[edit]
Distributed Upload and Active Labeling for Resource-Constrained Fleet Learning
Proceedings of The 9th Conference on Robot Learning, PMLR 305:3463-3482, 2025.
Abstract
In multi-robot systems, fleets are often deployed to collect data that improves the performance of machine learning models for downstream perception and planning. However, real-world robotic deployments generate vast amounts of data across diverse conditions, while only a small portion can be transmitted or labeled due to limited bandwidth, constrained onboard storage, and high annotation costs. To address these challenges, we propose Distributed Upload and Active Labeling (DUAL), a decentralized, two-stage data collection framework for resource-constrained robotic fleets. In the first stage, each robot independently selects a subset of its local observations to upload under storage and communication constraints. In the second stage, the cloud selects a subset of uploaded data to label, subject to a global annotation budget.

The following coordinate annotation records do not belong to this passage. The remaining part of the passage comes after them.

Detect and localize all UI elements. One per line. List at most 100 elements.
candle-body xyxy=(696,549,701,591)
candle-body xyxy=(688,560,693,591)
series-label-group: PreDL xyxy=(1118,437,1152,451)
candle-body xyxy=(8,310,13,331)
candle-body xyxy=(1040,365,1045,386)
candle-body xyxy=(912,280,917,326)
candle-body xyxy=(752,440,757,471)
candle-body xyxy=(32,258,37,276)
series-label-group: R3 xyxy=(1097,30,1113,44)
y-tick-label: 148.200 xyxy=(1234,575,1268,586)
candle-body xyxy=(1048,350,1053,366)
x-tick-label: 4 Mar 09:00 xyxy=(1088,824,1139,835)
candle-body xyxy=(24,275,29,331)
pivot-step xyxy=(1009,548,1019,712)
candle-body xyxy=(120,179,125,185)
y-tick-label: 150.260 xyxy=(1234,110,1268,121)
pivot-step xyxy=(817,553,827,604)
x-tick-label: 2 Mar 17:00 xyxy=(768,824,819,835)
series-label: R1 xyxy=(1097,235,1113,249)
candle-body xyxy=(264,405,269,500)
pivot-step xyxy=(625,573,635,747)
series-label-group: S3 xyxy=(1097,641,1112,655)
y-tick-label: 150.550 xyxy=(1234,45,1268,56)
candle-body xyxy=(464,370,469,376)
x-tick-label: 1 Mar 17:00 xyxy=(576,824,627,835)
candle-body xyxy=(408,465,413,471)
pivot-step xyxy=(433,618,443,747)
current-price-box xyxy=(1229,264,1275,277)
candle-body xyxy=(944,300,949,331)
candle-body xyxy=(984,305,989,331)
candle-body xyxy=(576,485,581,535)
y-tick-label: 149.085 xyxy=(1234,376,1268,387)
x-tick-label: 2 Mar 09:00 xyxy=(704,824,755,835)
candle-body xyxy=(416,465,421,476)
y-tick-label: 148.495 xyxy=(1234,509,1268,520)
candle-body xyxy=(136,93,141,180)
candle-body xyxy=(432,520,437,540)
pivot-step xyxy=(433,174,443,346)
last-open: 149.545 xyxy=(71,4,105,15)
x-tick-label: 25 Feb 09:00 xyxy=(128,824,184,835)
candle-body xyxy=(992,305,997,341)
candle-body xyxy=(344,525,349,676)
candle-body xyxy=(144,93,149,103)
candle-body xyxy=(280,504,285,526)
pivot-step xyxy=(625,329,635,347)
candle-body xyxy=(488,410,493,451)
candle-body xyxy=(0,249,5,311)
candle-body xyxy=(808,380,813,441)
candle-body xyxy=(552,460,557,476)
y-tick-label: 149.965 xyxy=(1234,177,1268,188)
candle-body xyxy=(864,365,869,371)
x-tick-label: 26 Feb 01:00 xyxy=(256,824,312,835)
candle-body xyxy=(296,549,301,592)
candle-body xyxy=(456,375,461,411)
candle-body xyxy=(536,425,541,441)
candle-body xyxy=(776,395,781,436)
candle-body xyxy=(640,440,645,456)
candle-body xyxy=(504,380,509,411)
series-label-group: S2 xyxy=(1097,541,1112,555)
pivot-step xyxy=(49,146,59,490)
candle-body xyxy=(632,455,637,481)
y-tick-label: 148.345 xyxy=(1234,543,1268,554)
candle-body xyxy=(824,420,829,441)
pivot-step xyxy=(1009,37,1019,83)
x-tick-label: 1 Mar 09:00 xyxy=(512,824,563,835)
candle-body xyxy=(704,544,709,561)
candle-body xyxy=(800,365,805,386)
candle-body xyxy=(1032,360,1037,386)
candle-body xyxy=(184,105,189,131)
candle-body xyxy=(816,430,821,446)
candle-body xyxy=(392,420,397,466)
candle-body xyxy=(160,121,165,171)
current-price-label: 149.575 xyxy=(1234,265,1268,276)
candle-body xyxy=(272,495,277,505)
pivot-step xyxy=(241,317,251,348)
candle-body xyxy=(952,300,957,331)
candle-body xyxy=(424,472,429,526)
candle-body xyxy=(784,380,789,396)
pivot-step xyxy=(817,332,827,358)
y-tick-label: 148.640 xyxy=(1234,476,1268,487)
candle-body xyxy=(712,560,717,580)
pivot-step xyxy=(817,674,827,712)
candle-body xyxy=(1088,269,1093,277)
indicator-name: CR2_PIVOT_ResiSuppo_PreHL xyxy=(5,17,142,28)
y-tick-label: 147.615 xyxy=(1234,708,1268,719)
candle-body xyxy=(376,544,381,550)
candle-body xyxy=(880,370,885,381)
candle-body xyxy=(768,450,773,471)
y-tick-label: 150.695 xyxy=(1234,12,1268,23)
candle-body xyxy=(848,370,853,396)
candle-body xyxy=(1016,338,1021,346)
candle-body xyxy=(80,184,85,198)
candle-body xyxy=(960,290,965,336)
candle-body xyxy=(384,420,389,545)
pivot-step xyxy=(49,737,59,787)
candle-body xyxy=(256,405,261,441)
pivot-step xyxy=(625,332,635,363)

We evaluate DUAL on classification tasks spanning multiple sensing modalities, as well as on RoadNet—a real-world dataset we collected from vehicle-mounted cameras for time and weather classification. We further validate our approach in a physical experiment using a Franka Emika Panda robot arm, where it learns to move a red cube to a green bowl. Finally, we test DUAL on trajectory prediction using the nuScenes autonomous driving dataset to assess generalization to complex prediction tasks. Across all settings, DUAL consistently outperforms state-of-the-art baselines, achieving up to 31.1% gain in classification accuracy and a 13% improvement in real-world robotics task completion rates.